Ты, Виктор, мне теперь кажется, человек стоящий, хотя и чересчур нервный. И потому, ежели понадобится тебе подлечить нервишки, приезжай к нам в город. Я буду рад посидеть с тобой за дружеским столом и даже могу тебя свозить на рыбалку в одному мне известные места. С тем — жму твою лапу от души. Петр Шутов. Зажили синяки–то?»
По вечерам, если хорошая погода, мы выходим на прогулку — Наталья, я и Леночка.
У нас один и тот же маршрут — через парк к кинотеатру, оттуда переулками к озерцу, чудом уцелевшему среди новостроек, там вечно сидят мальчишки с удочками, — дальше к кафе «Солнышко», а уж оттуда до дома триста метров. Во время вечерних прогулок, столь полезных для здоровья, Наталья большей частью молчит и улыбается, а мы с Леночкой беседуем. Леночка взрослеет по всем законам акселерации и скоро станет умнее нас обоих. Она говорит:
— Виктор Андреевич, как вы думаете, почему вечером воздух так пахнет? Не как днем?
Я ничего не могу придумать, хотя и стараюсь.
— А разве пахнет?
— Пахнет, — подтверждает Наталья.
Я принюхиваюсь: действительно — в воздухе плывут негородские, недневные ароматы, определить которые у меня нет слов. Вроде бы вокруг мокро. Мало того, я явственно слышу какие–то мелодичные позвякивания, похожие на бубенчики.
— И еще звенит что–то, — сообщаю я удивленно.

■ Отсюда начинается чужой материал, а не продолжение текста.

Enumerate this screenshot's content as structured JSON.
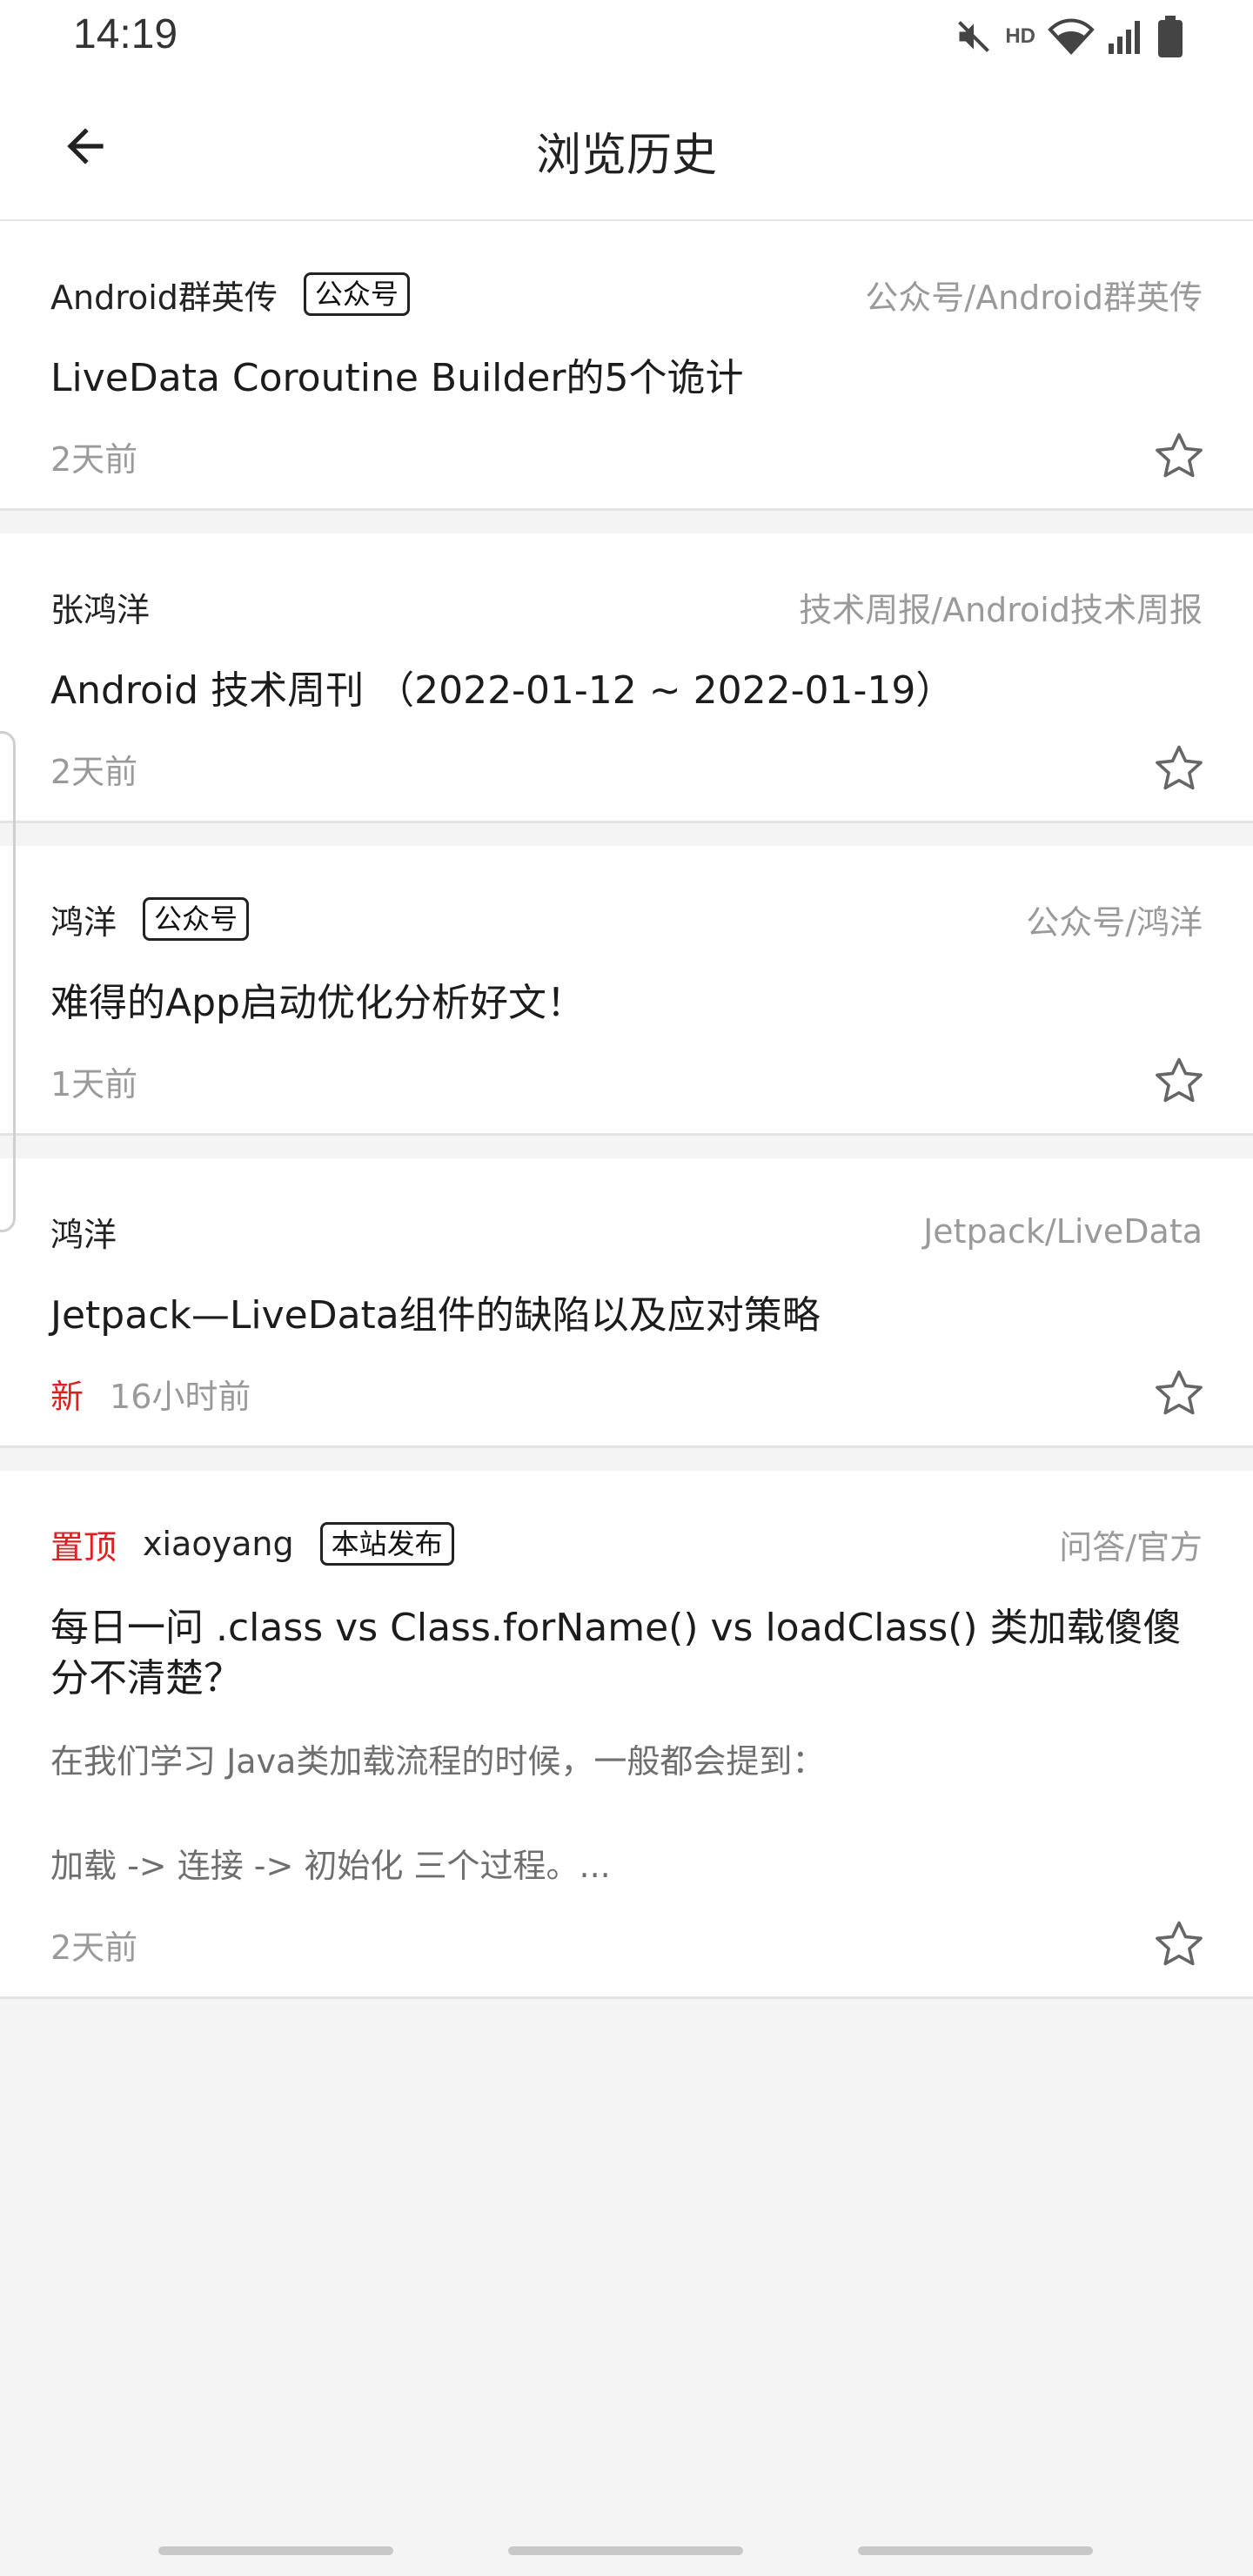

— Это земля вся ложится баиньки, — наставительно и небрежно объясняет Леночка и берет меня за руку. Она берет меня за руку, потому что она зрячая, а я слеп, и она не собирается оставлять меня одного в потемках и неведении. Я так благодарен ей за это, хотя и сознаю, что впереди у нас долгая дорога и роли наши не раз еще могу перемениться, но сейчас я покорно следую за ней, и в душе моей рождается глубокий и чистый покой…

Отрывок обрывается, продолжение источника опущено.